Musikfest Berlin: Kein ungetrübtes Wagner-Glück

Foto: wikipedia.de (c)
Philharmonie Berlin,
5. September 2018
Orchester der Deutschen Oper Berlin
Donald Runnicles Dirigent
Bernd Alois Zimmermann  Photoptosis
Stille und Umkehr
Richard Wagner  SIEGFRIED, 3. Aufzug
Siegfried Simon O’Neill
Der Wanderer Michael Volle
Erda Judit Kutasi
Brünnhilde Allison Oakes

von Peter Sommeregger

Das Gastspiel der Deutschen Oper Berlin in der Philharmonie im Rahmen des Musikfestes Berlin hat bereits Tradition. Im ersten Teil des Konzerts führt das Orchester zwei kurze Stücke von Bernd Alois Zimmermann auf, dessen hundertsten Geburtstag es dieses Jahr zu feiern gilt. Die Wahl fiel auf die beiden letzten Orchesterwerke des Komponisten, die 1968 und 1970, im Jahr seines Freitodes, entstanden.

Die oft als Schwesternwerke bezeichneten Stücke sind Auftragswerke, die Uraufführung von „Stille und Umkehr“ hat der Komponist nicht mehr erlebt. Ist „Photoptosis“ für eine große Orchesterbesetzung geschrieben, so ist der Orchesterapparat für „Stille und Umkehr“ deutlich überschaubarer. Ersteres ist ein unruhiges, in ständiger Steigerung und Intensivierung begriffenes Stück, das zweite ist stiller, sanfter,nimmt einen Blues-Rhythmus auf, der von mit den Handflächen gespielter  kleiner Trommel, dem Besen und schließlich der Rührtrommel gespielt wird. Das Orchester der Deutschen Oper beweist einmal mehr, dass es nicht nur Oper spielen kann.

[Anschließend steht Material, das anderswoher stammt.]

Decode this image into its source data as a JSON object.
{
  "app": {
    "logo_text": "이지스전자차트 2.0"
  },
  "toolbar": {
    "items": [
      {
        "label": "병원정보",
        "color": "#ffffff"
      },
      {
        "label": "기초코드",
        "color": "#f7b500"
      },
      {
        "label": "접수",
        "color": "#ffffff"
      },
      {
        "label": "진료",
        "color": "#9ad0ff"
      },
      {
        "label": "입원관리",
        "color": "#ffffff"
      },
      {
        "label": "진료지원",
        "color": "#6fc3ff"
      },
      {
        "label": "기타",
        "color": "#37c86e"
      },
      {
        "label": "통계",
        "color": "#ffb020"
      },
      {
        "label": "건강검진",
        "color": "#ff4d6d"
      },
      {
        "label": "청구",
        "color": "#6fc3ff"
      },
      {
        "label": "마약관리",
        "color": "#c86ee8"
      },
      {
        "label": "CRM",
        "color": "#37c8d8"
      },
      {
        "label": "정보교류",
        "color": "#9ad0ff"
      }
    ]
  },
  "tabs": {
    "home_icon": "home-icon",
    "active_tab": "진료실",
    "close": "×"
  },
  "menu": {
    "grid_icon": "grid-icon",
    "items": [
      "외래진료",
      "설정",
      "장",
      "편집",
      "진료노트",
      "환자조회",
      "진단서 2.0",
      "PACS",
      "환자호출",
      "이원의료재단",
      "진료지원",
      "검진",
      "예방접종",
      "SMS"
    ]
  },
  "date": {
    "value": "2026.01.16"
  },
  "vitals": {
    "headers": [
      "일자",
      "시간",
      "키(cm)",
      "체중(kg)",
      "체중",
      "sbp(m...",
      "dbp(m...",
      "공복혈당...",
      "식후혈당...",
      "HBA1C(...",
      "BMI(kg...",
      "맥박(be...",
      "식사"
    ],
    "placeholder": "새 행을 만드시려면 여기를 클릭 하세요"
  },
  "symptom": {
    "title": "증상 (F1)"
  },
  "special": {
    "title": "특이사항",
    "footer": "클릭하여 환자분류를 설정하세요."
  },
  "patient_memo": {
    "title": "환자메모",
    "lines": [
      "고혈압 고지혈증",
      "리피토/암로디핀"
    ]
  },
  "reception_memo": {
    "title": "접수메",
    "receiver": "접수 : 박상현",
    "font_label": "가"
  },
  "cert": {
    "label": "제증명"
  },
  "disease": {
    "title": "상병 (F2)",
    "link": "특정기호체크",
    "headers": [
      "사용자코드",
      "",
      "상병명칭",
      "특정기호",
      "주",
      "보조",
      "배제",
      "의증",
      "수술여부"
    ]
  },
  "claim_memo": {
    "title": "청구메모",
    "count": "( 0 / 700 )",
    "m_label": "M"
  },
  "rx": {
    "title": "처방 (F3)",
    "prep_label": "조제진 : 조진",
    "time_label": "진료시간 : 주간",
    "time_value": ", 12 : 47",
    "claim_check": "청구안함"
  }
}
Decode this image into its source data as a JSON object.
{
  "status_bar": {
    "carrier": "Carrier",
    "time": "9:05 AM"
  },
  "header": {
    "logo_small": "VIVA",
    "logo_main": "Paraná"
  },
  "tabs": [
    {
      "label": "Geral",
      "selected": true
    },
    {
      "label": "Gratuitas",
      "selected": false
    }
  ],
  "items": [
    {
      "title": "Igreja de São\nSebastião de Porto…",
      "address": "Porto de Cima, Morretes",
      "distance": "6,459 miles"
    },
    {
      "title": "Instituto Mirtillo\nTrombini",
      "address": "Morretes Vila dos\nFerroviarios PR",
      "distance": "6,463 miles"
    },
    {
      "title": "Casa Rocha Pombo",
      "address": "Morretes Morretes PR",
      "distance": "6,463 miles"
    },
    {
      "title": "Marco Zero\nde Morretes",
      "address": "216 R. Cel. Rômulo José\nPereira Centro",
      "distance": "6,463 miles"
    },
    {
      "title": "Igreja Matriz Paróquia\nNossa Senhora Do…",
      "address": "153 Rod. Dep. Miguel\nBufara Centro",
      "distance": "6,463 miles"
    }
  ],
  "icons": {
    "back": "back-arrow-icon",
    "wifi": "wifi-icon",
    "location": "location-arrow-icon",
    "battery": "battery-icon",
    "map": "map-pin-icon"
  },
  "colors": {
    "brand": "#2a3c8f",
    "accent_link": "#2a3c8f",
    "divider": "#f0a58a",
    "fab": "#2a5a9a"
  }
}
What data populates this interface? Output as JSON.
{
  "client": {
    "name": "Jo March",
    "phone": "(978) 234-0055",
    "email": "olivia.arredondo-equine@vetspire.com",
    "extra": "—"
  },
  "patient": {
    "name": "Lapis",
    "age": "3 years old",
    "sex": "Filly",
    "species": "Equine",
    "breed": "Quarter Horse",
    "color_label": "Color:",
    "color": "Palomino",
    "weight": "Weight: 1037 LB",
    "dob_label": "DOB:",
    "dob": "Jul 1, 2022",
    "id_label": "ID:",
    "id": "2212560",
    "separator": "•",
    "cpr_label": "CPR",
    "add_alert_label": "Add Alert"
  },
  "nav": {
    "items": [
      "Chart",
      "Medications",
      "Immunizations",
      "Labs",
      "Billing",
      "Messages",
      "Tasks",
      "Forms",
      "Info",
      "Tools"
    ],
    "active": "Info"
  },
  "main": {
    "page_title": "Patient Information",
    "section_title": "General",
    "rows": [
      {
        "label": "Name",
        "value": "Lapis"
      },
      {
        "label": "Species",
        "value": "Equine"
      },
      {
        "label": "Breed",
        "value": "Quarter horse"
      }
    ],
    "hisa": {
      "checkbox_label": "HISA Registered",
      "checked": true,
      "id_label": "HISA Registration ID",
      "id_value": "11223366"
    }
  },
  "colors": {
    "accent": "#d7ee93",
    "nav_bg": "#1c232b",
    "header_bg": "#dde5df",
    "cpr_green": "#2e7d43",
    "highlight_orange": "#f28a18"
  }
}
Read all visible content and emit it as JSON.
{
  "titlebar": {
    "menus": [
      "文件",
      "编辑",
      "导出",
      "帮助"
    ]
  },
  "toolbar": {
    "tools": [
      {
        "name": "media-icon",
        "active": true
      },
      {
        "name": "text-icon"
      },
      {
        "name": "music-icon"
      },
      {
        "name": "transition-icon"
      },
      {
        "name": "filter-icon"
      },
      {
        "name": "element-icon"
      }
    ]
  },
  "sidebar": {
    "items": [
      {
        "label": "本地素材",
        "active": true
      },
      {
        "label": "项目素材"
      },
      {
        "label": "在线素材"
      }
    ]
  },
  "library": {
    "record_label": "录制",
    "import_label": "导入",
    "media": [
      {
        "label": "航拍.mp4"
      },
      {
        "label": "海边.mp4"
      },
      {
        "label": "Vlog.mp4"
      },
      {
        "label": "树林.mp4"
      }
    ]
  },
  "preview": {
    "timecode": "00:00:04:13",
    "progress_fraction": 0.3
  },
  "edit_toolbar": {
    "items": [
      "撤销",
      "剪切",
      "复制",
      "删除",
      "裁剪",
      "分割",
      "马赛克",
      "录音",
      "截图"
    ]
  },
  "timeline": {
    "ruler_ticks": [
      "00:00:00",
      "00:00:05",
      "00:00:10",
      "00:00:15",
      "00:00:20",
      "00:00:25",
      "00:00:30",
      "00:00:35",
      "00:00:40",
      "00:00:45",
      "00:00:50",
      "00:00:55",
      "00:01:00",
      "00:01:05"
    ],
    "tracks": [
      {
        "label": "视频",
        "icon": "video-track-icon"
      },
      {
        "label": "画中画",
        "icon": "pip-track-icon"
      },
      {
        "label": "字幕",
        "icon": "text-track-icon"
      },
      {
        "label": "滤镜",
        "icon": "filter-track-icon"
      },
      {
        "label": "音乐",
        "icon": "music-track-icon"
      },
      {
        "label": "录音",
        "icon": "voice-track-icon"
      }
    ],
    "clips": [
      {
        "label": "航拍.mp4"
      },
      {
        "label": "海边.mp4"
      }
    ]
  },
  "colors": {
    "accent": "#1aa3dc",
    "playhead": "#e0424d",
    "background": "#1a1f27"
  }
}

Nach der Pause wird der dritte Akt der Oper „Siegfried“ konzertant aufgeführt. Beim Anblick des etwa 120 Musiker umfassenden Klangkörpers auf dem Podium wird man sich mehr als im Opernhaus, wo der Orchestergraben nicht so gut einzusehen ist, bewusst, wie gewaltig der Klangapparat ist, den Wagner für seine Musikdramen aufbietet.

Konzertante Opernaufführungen haben den Vorteil, dass sich die Sänger ausschließlich auf den Gesang konzentrieren müssen, und von heutzutage oft genug werkentstellenden Aktionen auf der Bühne befreit sind. Im Falle dieser Darbietung ging aber diese Rechnung nicht auf. Obwohl die Sänger an der vordersten Kante des Podiums platziert waren, hatten alle vier Solisten Probleme, sich gegen die geballte Wucht des hervorragend aufspielenden Orchesters durchzusetzen. Am besten schlug sich noch der sonor und kräftig artikulierende Michael Volle als Wanderer. Der Auftritt von Judit Kutasi als Erda blieb unauffällig.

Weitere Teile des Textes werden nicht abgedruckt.